Premium SSD OS disks • Consistent performance and low latency.
• High availability.
• Demanding enterprise workloads, such as SQL Server, Oracle, Dynamics, Exchange Server, MySQL, Cassandra, MongoDB, SAP Business Suite, etc.
• Input/output (IO) intensive enterprise workloads.
Standard SSD OS disks • Consistent performance.
• Better availability and latency compared to Standard HDD disks.
• Web servers.
• Low input/output operations per second (IOPS) application servers.
• Lightly used enterprise applications.
• Dev/test workloads.
Standard HDD disks • Low cost.
• Exhibits variability in performance and latency.
• Backup storage.
• Mass storage with infrequent access.

IOPS and throughput

Input/output operations per second (IOPS) refers to the number of read and write operations that a disk can perform in a second. Throughput refers to the amount of data that can be transferred in a given time period.

OS disks are responsible for storing the operating system and its associated files, and the VMs are responsible for running the applications. When selecting a VM, ensure the size and performance of the OS disk and VM SKU don't have a large discrepancy. A discrepancy in size or performance can cause performance issues and resource contention. For example, if the OS disk is significantly smaller than the VMs, it can limit the amount of space available for application data and cause the system to run out of disk space. If the OS disk has lower performance than the VMs, it can become a bottleneck and limit the overall performance of the system. Make sure the size and performance are balanced to ensure optimal performance in Kubernetes.

You can use the following steps to monitor IOPS and bandwidth meters on OS disks in the Azure portal:

  1. Navigate to the Azure portal.
  2. Search for Virtual machine scale sets and select your virtual machine scale set.
  3. Under Monitoring, select Metrics.

Ephemeral OS disks can provide dynamic IOPS and throughput for your application, whereas managed disks have capped IOPS and throughput. For more information, see Ephemeral OS disks for Azure VMs.

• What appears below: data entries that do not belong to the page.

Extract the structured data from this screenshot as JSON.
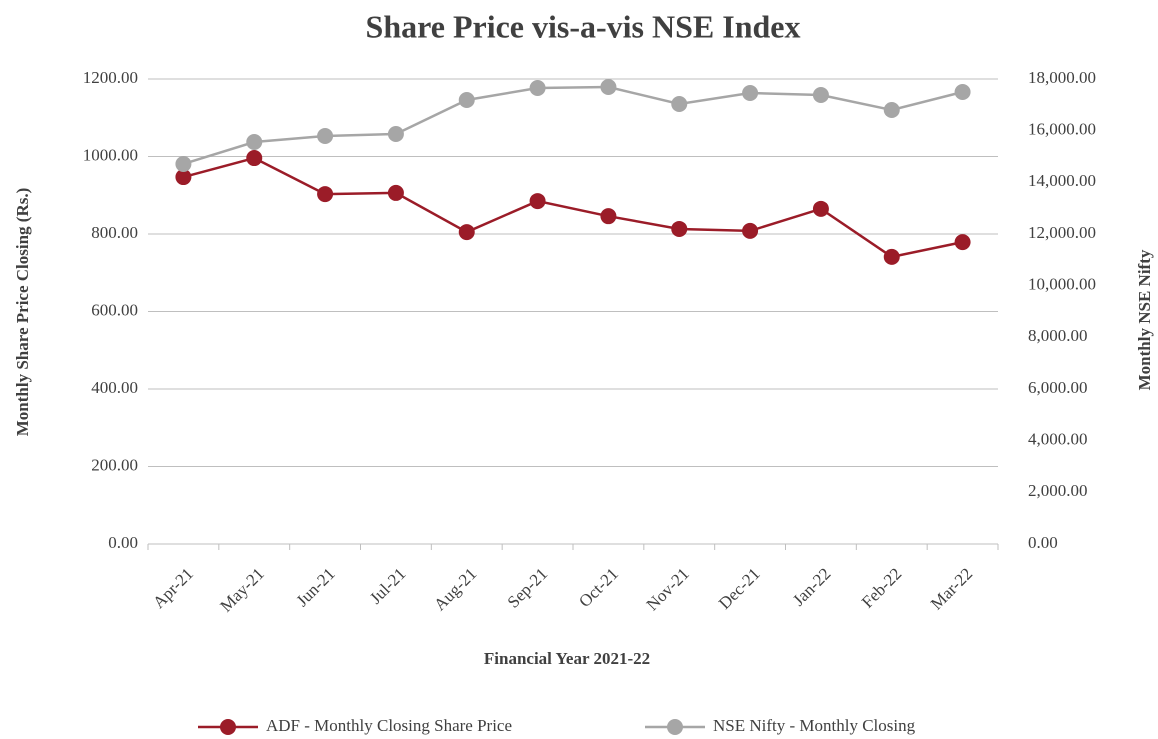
{
  "chart_data": {
    "type": "line",
    "title": "Share Price vis-a-vis NSE Index",
    "xlabel": "Financial Year 2021-22",
    "ylabel": "Monthly Share Price Closing (Rs.)",
    "y2label": "Monthly NSE Nifty",
    "categories": [
      "Apr-21",
      "May-21",
      "Jun-21",
      "Jul-21",
      "Aug-21",
      "Sep-21",
      "Oct-21",
      "Nov-21",
      "Dec-21",
      "Jan-22",
      "Feb-22",
      "Mar-22"
    ],
    "series": [
      {
        "name": "ADF - Monthly Closing Share Price",
        "color": "#9b1c28",
        "axis": "y",
        "values": [
          947,
          996,
          903,
          906,
          805,
          885,
          846,
          813,
          808,
          865,
          741,
          779
        ]
      },
      {
        "name": "NSE Nifty - Monthly Closing",
        "color": "#a6a6a6",
        "axis": "y2",
        "values": [
          14710,
          15561,
          15794,
          15871,
          17187,
          17652,
          17690,
          17032,
          17458,
          17381,
          16800,
          17497
        ]
      }
    ],
    "ylim": [
      0,
      1200
    ],
    "yticks": [
      {
        "value": 0,
        "label": "0.00"
      },
      {
        "value": 200,
        "label": "200.00"
      },
      {
        "value": 400,
        "label": "400.00"
      },
      {
        "value": 600,
        "label": "600.00"
      },
      {
        "value": 800,
        "label": "800.00"
      },
      {
        "value": 1000,
        "label": "1000.00"
      },
      {
        "value": 1200,
        "label": "1200.00"
      }
    ],
    "y2lim": [
      0,
      18000
    ],
    "y2ticks": [
      {
        "value": 0,
        "label": "0.00"
      },
      {
        "value": 2000,
        "label": "2,000.00"
      },
      {
        "value": 4000,
        "label": "4,000.00"
      },
      {
        "value": 6000,
        "label": "6,000.00"
      },
      {
        "value": 8000,
        "label": "8,000.00"
      },
      {
        "value": 10000,
        "label": "10,000.00"
      },
      {
        "value": 12000,
        "label": "12,000.00"
      },
      {
        "value": 14000,
        "label": "14,000.00"
      },
      {
        "value": 16000,
        "label": "16,000.00"
      },
      {
        "value": 18000,
        "label": "18,000.00"
      }
    ],
    "grid": true,
    "legend": "bottom"
  }
}
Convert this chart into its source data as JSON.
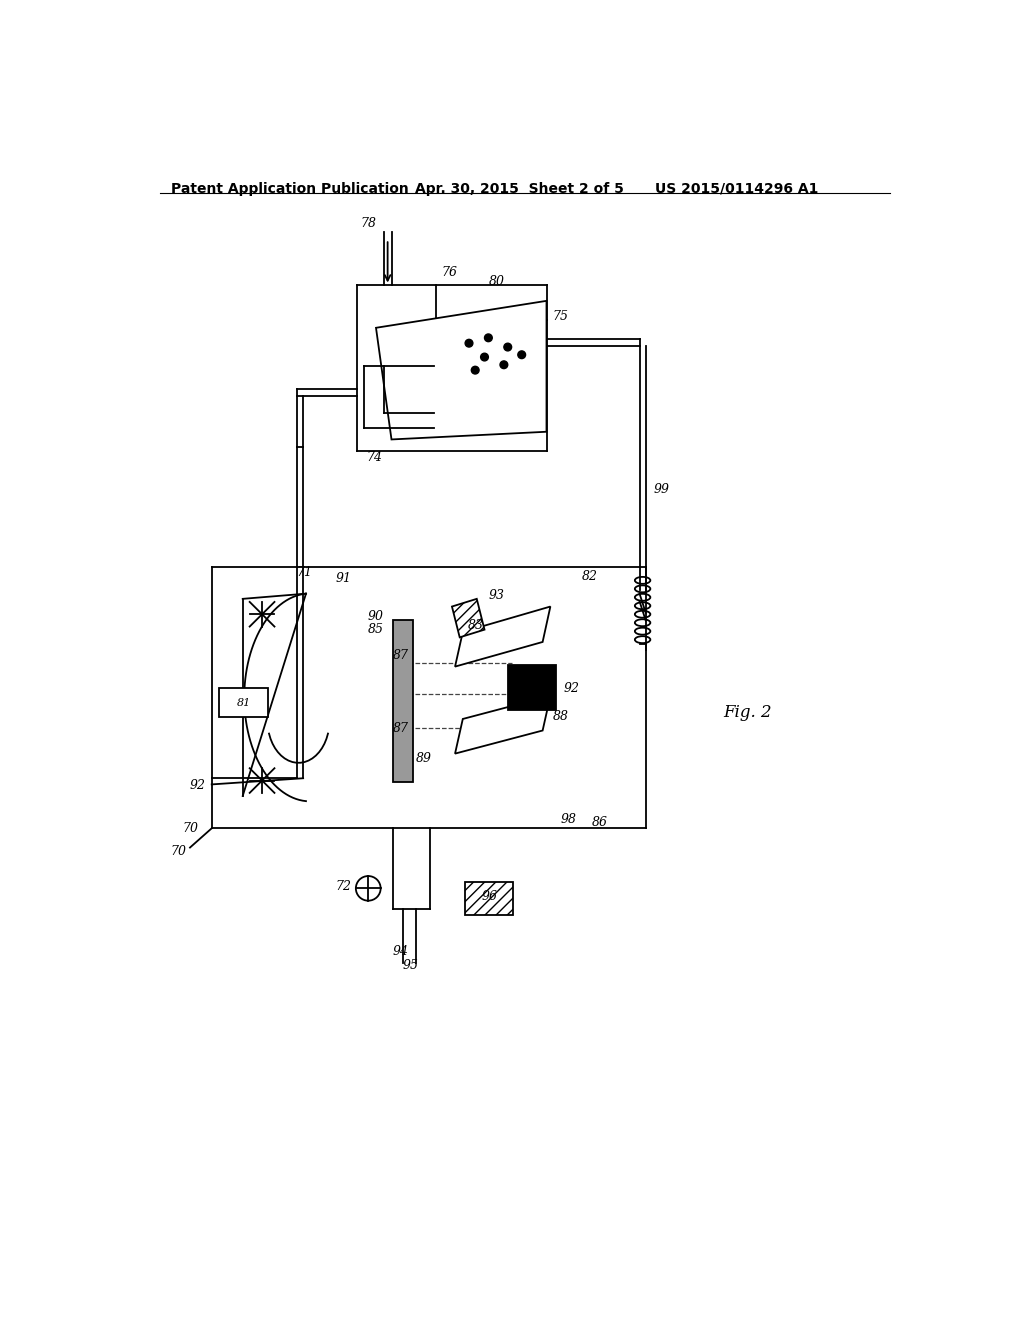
{
  "header_left": "Patent Application Publication",
  "header_mid": "Apr. 30, 2015  Sheet 2 of 5",
  "header_right": "US 2015/0114296 A1",
  "fig_label": "Fig. 2",
  "bg": "#ffffff",
  "lc": "#000000",
  "lw": 1.3,
  "fs": 9
}
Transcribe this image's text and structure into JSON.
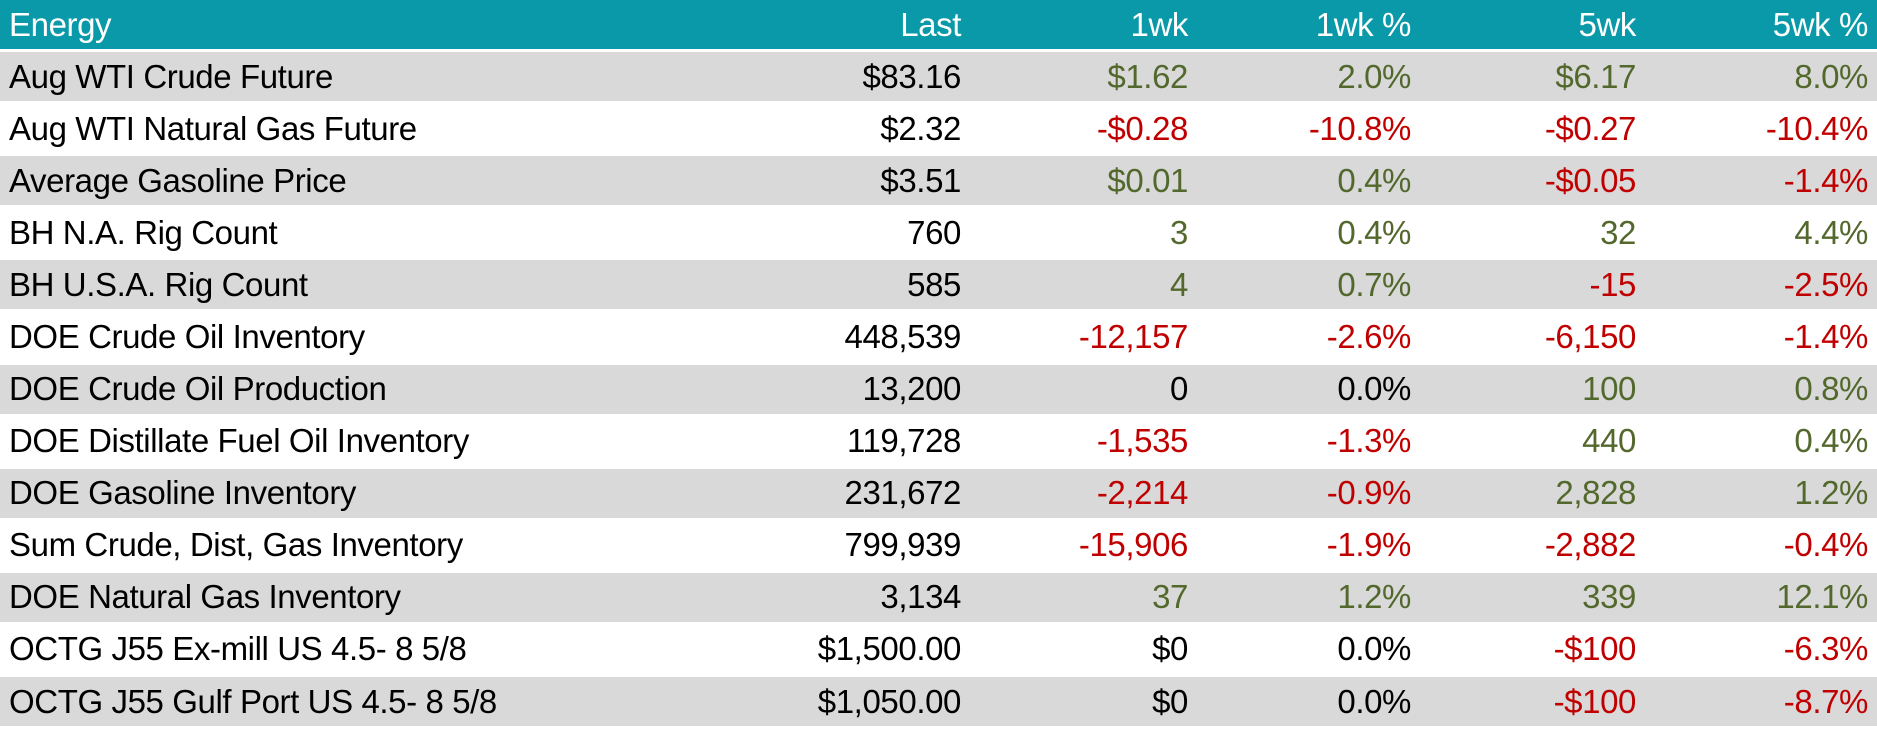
{
  "colors": {
    "header_background": "#0999A8",
    "header_text": "#FFFFFF",
    "alternate_row_background": "#D9D9D9",
    "row_background": "#FFFFFF",
    "positive_value": "#53682C",
    "negative_value": "#C00000",
    "neutral_value": "#000000"
  },
  "chart_data": {
    "type": "table",
    "title": "Energy",
    "columns": [
      "Energy",
      "Last",
      "1wk",
      "1wk %",
      "5wk",
      "5wk %"
    ],
    "rows": [
      {
        "cells": [
          "Aug WTI Crude Future",
          "$83.16",
          "$1.62",
          "2.0%",
          "$6.17",
          "8.0%"
        ],
        "trend": [
          "label",
          "neutral",
          "up",
          "up",
          "up",
          "up"
        ]
      },
      {
        "cells": [
          "Aug WTI Natural Gas Future",
          "$2.32",
          "-$0.28",
          "-10.8%",
          "-$0.27",
          "-10.4%"
        ],
        "trend": [
          "label",
          "neutral",
          "down",
          "down",
          "down",
          "down"
        ]
      },
      {
        "cells": [
          "Average Gasoline Price",
          "$3.51",
          "$0.01",
          "0.4%",
          "-$0.05",
          "-1.4%"
        ],
        "trend": [
          "label",
          "neutral",
          "up",
          "up",
          "down",
          "down"
        ]
      },
      {
        "cells": [
          "BH N.A. Rig Count",
          "760",
          "3",
          "0.4%",
          "32",
          "4.4%"
        ],
        "trend": [
          "label",
          "neutral",
          "up",
          "up",
          "up",
          "up"
        ]
      },
      {
        "cells": [
          "BH U.S.A. Rig Count",
          "585",
          "4",
          "0.7%",
          "-15",
          "-2.5%"
        ],
        "trend": [
          "label",
          "neutral",
          "up",
          "up",
          "down",
          "down"
        ]
      },
      {
        "cells": [
          "DOE Crude Oil Inventory",
          "448,539",
          "-12,157",
          "-2.6%",
          "-6,150",
          "-1.4%"
        ],
        "trend": [
          "label",
          "neutral",
          "down",
          "down",
          "down",
          "down"
        ]
      },
      {
        "cells": [
          "DOE Crude Oil Production",
          "13,200",
          "0",
          "0.0%",
          "100",
          "0.8%"
        ],
        "trend": [
          "label",
          "neutral",
          "neutral",
          "neutral",
          "up",
          "up"
        ]
      },
      {
        "cells": [
          "DOE Distillate Fuel Oil Inventory",
          "119,728",
          "-1,535",
          "-1.3%",
          "440",
          "0.4%"
        ],
        "trend": [
          "label",
          "neutral",
          "down",
          "down",
          "up",
          "up"
        ]
      },
      {
        "cells": [
          "DOE Gasoline Inventory",
          "231,672",
          "-2,214",
          "-0.9%",
          "2,828",
          "1.2%"
        ],
        "trend": [
          "label",
          "neutral",
          "down",
          "down",
          "up",
          "up"
        ]
      },
      {
        "cells": [
          "Sum Crude, Dist, Gas Inventory",
          "799,939",
          "-15,906",
          "-1.9%",
          "-2,882",
          "-0.4%"
        ],
        "trend": [
          "label",
          "neutral",
          "down",
          "down",
          "down",
          "down"
        ]
      },
      {
        "cells": [
          "DOE Natural Gas Inventory",
          "3,134",
          "37",
          "1.2%",
          "339",
          "12.1%"
        ],
        "trend": [
          "label",
          "neutral",
          "up",
          "up",
          "up",
          "up"
        ]
      },
      {
        "cells": [
          "OCTG J55 Ex-mill US 4.5- 8 5/8",
          "$1,500.00",
          "$0",
          "0.0%",
          "-$100",
          "-6.3%"
        ],
        "trend": [
          "label",
          "neutral",
          "neutral",
          "neutral",
          "down",
          "down"
        ]
      },
      {
        "cells": [
          "OCTG J55 Gulf Port US 4.5- 8 5/8",
          "$1,050.00",
          "$0",
          "0.0%",
          "-$100",
          "-8.7%"
        ],
        "trend": [
          "label",
          "neutral",
          "neutral",
          "neutral",
          "down",
          "down"
        ]
      }
    ]
  }
}
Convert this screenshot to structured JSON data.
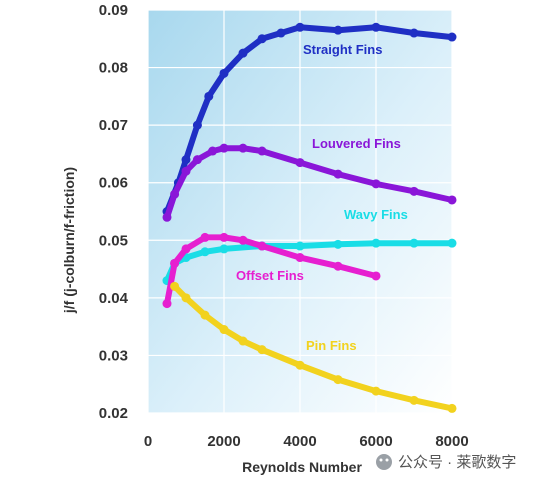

Azure Premium SSD v2 is designed for IO-intense enterprise workloads that require sub-millisecond disk latencies and high IOPS and throughput at a low cost. It's suited for a broad range of workloads, such as SQL server, Oracle, MariaDB, SAP, Cassandra, MongoDB, big data/analytics, gaming, and more. This disk type is the highest performing option currently available for persistent volumes.

Pod scheduling

The memory and CPU resources allocated to a VM have a direct impact on the performance of the pods running on the VM. When a pod is created, it's assigned a certain amount of memory and CPU resources, which are used to run the application. If the VM doesn't have enough memory or CPU resources available, it can cause the pods to slow down or even crash. If the VM has too much memory or CPU resources available, it can cause the pods to run inefficiently, wasting resources and increasing costs. We recommend monitoring the total pod requests across your workloads against the total allocatable resources for best scheduling predictability and performance. You can also set the maximum pods per node based on your capacity planning using --max-pods.